Küss den Wolf
abends setzte Verena mich mit dem Mietwagen vor Omas Haustür ab. »Das war doch ein schöner Tag, nicht wahr?«, fragte sie, die Wangen noch leicht gerötet von der rauen Nordseeluft. »Und ich finde es nach wie vor richtig, dass wir Theodora nichts von dem Orkanschaden und der Einschätzung des Handwerkers erzählt haben. Sie sah wirklich erholt aus und hat sich so auf die Zeit an der See gefreut.« Doch irgendwann würden wir sie mit der Wahrheit konfrontieren müssen…
»Ja, das war sicher das Beste so. Man muss ja nicht immer alles sagen«, stimmte ich mit dem Gedanken an mein geheimes Date mit Leo zu und linste gleichzeitig ungeduldig auf die Uhr.

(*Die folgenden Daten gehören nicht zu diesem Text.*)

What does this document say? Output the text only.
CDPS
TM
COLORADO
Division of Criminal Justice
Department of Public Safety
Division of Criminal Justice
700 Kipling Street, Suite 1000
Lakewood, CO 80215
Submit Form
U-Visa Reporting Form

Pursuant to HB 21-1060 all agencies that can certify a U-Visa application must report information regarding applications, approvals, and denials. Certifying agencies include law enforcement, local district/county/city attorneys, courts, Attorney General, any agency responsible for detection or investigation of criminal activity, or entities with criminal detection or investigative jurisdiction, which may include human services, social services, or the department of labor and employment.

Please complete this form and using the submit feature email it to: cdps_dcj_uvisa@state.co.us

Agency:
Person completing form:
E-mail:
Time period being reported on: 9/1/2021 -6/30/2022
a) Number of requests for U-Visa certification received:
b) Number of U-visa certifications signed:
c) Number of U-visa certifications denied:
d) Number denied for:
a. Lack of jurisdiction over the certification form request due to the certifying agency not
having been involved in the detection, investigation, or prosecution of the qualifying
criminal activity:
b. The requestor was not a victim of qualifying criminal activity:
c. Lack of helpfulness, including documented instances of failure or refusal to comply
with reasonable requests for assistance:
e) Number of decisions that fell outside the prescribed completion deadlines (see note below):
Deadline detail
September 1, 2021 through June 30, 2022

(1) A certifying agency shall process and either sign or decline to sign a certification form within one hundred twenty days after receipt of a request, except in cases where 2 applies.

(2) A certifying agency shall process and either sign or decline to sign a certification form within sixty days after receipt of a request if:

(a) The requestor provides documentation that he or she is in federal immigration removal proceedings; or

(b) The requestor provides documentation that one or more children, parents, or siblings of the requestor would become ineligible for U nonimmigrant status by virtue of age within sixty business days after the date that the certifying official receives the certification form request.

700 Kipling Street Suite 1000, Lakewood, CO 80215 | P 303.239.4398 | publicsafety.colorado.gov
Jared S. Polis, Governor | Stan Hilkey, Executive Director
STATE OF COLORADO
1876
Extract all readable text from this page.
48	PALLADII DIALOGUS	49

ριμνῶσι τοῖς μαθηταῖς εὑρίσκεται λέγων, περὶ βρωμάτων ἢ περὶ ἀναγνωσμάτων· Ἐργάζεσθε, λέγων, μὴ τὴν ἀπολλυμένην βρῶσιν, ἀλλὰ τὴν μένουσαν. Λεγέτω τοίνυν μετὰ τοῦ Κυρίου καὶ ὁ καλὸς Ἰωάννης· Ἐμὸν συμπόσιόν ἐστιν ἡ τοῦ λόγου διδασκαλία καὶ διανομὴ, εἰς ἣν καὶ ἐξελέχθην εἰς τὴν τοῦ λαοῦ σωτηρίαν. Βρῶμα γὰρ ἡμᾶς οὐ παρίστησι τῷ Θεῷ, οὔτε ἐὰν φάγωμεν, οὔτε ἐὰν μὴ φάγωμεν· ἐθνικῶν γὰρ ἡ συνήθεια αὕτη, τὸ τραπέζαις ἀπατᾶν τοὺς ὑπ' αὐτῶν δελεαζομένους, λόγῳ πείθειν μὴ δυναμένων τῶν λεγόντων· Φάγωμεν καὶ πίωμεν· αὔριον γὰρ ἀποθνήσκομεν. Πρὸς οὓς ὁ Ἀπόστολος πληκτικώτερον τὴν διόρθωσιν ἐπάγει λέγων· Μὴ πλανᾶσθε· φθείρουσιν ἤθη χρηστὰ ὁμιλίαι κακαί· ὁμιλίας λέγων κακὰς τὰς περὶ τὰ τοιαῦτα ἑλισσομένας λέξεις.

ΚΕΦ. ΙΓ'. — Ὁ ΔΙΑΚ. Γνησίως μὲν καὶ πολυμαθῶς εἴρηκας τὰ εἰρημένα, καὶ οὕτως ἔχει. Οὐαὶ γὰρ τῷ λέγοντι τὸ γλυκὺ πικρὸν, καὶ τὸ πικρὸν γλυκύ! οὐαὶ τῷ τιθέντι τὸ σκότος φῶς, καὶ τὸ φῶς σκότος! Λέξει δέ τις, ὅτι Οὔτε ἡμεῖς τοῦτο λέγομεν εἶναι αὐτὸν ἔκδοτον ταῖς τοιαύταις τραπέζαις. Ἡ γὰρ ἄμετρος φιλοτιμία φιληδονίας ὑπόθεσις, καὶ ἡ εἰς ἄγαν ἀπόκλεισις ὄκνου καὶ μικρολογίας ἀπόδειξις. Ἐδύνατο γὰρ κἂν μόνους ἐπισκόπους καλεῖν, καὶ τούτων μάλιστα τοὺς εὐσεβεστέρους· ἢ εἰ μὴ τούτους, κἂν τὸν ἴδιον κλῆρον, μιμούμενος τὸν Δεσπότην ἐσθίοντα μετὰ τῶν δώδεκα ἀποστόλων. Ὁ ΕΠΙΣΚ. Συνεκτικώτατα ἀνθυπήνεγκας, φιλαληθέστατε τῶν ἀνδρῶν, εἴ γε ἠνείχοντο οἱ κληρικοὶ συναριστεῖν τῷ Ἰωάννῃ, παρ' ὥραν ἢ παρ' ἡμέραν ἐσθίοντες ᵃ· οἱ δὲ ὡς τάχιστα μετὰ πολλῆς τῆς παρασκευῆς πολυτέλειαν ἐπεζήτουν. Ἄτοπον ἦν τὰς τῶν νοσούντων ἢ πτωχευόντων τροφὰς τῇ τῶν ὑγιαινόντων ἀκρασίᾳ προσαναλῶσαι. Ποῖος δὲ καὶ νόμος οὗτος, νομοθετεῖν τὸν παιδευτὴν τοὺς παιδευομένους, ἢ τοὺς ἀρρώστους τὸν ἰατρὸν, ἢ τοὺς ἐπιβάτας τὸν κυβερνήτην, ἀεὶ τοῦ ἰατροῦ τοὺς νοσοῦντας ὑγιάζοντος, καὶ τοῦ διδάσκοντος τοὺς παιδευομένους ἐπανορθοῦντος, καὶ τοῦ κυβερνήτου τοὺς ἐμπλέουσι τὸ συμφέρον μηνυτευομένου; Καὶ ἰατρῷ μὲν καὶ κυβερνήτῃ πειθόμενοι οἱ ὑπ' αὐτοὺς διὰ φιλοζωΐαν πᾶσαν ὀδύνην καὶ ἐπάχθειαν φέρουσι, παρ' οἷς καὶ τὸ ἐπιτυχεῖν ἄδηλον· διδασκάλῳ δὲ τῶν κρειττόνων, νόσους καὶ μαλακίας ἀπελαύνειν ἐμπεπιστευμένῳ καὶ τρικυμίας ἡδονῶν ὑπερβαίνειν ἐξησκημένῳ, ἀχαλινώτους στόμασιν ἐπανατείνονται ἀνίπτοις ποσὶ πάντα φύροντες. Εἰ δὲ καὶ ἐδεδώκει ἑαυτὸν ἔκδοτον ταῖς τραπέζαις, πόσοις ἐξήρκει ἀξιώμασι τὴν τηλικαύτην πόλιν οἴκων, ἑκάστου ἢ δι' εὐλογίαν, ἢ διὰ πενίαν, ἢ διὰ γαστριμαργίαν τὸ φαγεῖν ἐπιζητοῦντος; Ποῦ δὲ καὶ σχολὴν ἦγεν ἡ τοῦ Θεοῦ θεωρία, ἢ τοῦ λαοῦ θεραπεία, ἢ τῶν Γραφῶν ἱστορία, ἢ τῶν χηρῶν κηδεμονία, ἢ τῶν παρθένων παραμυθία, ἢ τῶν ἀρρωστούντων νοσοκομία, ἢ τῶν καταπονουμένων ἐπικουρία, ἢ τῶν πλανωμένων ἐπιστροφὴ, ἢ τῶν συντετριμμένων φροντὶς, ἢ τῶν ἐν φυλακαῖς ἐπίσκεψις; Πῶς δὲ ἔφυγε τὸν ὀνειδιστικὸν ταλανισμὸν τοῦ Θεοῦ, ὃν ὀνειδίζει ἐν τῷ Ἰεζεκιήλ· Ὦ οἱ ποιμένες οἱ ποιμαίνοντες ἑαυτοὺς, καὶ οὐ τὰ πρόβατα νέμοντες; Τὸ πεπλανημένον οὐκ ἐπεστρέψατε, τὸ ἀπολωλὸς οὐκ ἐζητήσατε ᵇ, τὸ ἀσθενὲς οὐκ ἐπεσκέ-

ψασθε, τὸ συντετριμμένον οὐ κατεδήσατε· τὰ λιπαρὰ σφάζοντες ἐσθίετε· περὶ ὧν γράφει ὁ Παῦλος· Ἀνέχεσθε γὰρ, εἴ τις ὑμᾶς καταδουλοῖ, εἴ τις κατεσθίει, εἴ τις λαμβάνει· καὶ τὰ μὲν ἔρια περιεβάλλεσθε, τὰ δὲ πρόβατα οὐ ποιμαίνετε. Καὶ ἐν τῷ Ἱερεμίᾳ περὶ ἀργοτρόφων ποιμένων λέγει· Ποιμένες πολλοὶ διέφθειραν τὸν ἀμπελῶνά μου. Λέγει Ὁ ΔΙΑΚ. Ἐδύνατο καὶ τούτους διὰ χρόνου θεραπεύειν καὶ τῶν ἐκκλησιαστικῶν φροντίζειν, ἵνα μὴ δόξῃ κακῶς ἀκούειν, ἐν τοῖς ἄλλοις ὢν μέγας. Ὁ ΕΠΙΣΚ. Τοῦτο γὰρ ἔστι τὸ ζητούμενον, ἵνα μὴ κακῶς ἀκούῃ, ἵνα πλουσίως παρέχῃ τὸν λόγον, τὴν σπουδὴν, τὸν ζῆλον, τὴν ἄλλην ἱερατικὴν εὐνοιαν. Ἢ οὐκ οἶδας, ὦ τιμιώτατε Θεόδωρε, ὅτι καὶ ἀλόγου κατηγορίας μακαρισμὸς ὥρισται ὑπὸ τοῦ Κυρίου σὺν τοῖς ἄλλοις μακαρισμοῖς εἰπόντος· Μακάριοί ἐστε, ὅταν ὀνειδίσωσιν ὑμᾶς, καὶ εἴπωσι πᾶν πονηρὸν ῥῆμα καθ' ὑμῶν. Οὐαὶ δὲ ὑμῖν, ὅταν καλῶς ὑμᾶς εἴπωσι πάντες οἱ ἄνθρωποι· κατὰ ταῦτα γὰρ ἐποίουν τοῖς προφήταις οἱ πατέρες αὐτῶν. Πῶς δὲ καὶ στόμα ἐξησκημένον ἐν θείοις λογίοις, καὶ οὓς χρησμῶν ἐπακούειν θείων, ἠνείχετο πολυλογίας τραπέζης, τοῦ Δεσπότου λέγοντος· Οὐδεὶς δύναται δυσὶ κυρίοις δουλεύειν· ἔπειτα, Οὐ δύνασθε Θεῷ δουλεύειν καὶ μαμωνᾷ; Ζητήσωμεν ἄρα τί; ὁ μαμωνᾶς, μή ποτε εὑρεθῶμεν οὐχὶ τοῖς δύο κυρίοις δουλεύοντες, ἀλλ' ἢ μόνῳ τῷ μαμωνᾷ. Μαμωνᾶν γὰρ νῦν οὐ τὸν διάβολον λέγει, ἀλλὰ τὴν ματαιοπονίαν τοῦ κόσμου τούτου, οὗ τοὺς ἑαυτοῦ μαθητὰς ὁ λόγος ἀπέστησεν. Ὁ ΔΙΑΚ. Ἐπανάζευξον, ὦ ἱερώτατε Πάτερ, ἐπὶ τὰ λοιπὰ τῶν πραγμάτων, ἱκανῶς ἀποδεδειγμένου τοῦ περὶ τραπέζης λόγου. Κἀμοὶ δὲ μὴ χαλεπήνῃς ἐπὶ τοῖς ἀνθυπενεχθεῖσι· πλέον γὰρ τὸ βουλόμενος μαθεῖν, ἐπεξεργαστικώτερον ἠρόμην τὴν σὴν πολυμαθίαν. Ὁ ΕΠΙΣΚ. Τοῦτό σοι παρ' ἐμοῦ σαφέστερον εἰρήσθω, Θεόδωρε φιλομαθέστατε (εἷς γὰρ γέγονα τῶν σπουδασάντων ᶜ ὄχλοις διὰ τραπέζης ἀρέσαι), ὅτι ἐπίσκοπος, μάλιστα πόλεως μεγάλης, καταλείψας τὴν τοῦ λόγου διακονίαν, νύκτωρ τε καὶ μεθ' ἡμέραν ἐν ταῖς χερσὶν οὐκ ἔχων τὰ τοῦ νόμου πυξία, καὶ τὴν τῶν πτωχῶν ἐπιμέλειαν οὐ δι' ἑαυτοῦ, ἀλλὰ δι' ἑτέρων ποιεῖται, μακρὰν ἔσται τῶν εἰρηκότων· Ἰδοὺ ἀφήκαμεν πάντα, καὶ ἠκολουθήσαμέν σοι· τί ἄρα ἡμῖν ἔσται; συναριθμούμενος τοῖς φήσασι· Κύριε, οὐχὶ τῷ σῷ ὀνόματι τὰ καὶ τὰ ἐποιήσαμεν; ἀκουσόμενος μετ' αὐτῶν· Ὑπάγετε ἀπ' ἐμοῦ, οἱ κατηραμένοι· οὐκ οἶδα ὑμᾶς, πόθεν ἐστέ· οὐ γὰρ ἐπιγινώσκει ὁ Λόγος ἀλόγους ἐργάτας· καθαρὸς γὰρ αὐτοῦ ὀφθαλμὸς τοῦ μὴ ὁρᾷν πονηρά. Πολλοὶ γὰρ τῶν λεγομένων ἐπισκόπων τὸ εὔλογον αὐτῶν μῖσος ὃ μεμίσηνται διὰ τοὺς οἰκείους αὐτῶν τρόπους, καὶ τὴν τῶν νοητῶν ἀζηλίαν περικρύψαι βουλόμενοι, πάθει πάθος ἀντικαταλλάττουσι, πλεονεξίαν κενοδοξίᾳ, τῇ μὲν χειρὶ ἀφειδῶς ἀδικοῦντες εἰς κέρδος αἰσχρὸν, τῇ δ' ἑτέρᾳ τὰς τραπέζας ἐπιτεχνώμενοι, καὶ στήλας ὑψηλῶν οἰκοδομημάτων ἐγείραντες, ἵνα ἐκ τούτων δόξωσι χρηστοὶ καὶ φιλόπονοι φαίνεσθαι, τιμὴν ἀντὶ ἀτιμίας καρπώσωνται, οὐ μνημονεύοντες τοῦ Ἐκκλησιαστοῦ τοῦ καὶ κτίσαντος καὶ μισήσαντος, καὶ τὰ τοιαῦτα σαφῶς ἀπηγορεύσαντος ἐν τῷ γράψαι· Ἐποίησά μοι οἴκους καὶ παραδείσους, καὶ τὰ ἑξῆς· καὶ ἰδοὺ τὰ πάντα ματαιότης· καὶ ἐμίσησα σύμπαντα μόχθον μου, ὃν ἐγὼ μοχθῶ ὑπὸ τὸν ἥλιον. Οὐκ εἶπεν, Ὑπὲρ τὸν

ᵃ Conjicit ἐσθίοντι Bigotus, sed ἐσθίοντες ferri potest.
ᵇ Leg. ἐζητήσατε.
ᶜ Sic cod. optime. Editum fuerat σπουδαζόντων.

Je länger wir hier saßen und quatschten, desto knapper wurde die Zeit bis Mitternacht. »So, so. Man muss nicht immer alles sagen. Das werde ich mir merken«, lächelte Verena verschmitzt und gab mir einen Kuss auf die Wange. »Dann mach dir einen schönen Abend und meld dich, wenn du abgeholt werden willst. Wie du weißt, habe ich das Auto noch bis Sonntagabend. Und wenn du Hilfe mit dem Dachboden brauchst, komme ich natürlich sofort vorbei. Eigentlich finde ich es gar nicht gut, dich das hier alles alleine machen zu lassen. Aber wenn du unbedingt darauf bestehst… Also mach’s gut und pass auf dich auf!« Ich gab Verena ebenfalls einen Kuss und blieb dann noch so lange in der Einfahrt stehen, bis ich sicher sein konnte, dass sie auch wirklich auf dem Heimweg war und nicht wieder umdrehte. Im Haus angekommen hielt ich mich erst gar nicht lange damit auf, meine Sachen auszupacken, sondern ging gleich weiter in den Garten und steuerte schnurstracks auf den Teich zu.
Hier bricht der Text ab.